Design and testing

The structures team will be responsible for design and testing of three main components of Warwick Hyperloop pod. Shell, chassis, and battery containers. The shell is a structure that covers the entire pod and serves two main purposes. Firstly, it makes the pod to look aesthetically pleasing, which in turn benefits marketing. Secondly and more importantly, it reduces aerodynamic drag by having a streamlined body with a very smooth surface finish. The entire shell will be made out of carbon fibre which not only provides structural rigidity, but also keeps the pod light. With the help of computational fluid dynamics, simulations of each design will be performed to find the shape with best aerodynamics. During the manufacturing process, the shell will likely be required to be produced in multiple sections depending on the complexity of design. Finally, all parts will be joined together to form a sleek and good looking shell.
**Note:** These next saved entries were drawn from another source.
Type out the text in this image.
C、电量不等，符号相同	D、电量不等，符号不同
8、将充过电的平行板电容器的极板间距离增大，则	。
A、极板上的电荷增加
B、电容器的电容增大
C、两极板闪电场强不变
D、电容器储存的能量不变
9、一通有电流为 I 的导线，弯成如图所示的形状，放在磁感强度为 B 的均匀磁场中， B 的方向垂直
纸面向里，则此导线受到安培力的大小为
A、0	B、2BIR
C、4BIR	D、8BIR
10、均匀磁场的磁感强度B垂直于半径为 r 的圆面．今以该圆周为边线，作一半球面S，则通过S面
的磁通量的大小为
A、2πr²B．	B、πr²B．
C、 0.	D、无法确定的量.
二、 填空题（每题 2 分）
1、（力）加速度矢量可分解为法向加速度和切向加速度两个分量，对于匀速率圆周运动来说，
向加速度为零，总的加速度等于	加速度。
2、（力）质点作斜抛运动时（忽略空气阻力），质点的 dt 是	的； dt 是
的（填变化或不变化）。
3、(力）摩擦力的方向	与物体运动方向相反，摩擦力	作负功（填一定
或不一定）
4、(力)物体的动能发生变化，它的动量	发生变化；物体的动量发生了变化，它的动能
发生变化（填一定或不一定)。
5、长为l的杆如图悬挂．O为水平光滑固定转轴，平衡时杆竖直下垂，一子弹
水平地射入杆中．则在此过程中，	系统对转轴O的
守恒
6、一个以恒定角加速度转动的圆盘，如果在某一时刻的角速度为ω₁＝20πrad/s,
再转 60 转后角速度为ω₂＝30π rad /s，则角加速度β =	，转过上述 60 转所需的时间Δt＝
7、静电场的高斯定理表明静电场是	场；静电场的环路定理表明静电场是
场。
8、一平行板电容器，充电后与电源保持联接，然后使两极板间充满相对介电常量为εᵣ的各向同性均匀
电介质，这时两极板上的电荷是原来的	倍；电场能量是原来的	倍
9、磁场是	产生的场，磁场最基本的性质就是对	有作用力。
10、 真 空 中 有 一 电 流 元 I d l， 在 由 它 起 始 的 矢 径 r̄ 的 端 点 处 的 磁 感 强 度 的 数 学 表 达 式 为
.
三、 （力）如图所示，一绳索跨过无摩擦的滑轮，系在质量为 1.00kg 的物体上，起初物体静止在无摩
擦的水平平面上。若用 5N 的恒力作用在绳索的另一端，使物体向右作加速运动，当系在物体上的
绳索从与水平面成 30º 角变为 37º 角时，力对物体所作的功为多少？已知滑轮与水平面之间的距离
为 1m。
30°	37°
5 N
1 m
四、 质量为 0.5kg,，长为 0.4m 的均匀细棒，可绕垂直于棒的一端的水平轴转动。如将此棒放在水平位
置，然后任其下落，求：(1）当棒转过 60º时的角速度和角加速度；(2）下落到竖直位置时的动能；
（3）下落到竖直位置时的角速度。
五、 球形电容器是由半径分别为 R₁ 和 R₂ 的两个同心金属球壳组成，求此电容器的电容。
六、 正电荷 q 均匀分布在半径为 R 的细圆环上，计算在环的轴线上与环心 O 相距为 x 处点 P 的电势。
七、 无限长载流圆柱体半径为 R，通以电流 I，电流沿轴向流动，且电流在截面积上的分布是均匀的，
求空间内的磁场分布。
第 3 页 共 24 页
The second and most important component of all is chassis. The chassis is used to connect every single component of the pod together that will provide enough strength and rigidity to not only support the pod's weight, but also be strong enough to keep the pod in one piece during the exhaustive stress during acceleration and deceleration. The chassis will need to be designed from scratch with a monocoque style meaning that the chassis' shape determines the shape of the outer body. This style of chassis design makes for a much lighter pod since all materials used are absolutely essential to the pod's strength and rigidity. All excess materials are kept to a minimum which saves in both costs and weight. This will also be made almost entirely out of carbon fibre which will make it very strong while also being very light. Every single detail is custom designed which means that manufacturing is quite complex.

Finally, the battery containers are used to house the batteries to power the entire pod. Since the pod will be traveling in a near vacuum environment, the air pressure will be very low. However, the batteries used will require atmospheric pressure to function properly. The way we overcame this problem was to place all batteries in a pressurised container that will be pressurised to atmospheric pressure. The shape of these containers will be designed to withstand the pressure differential with minimal materials, therefore, weight. The material used for this component will likely be a strong but light metal, for example, titanium.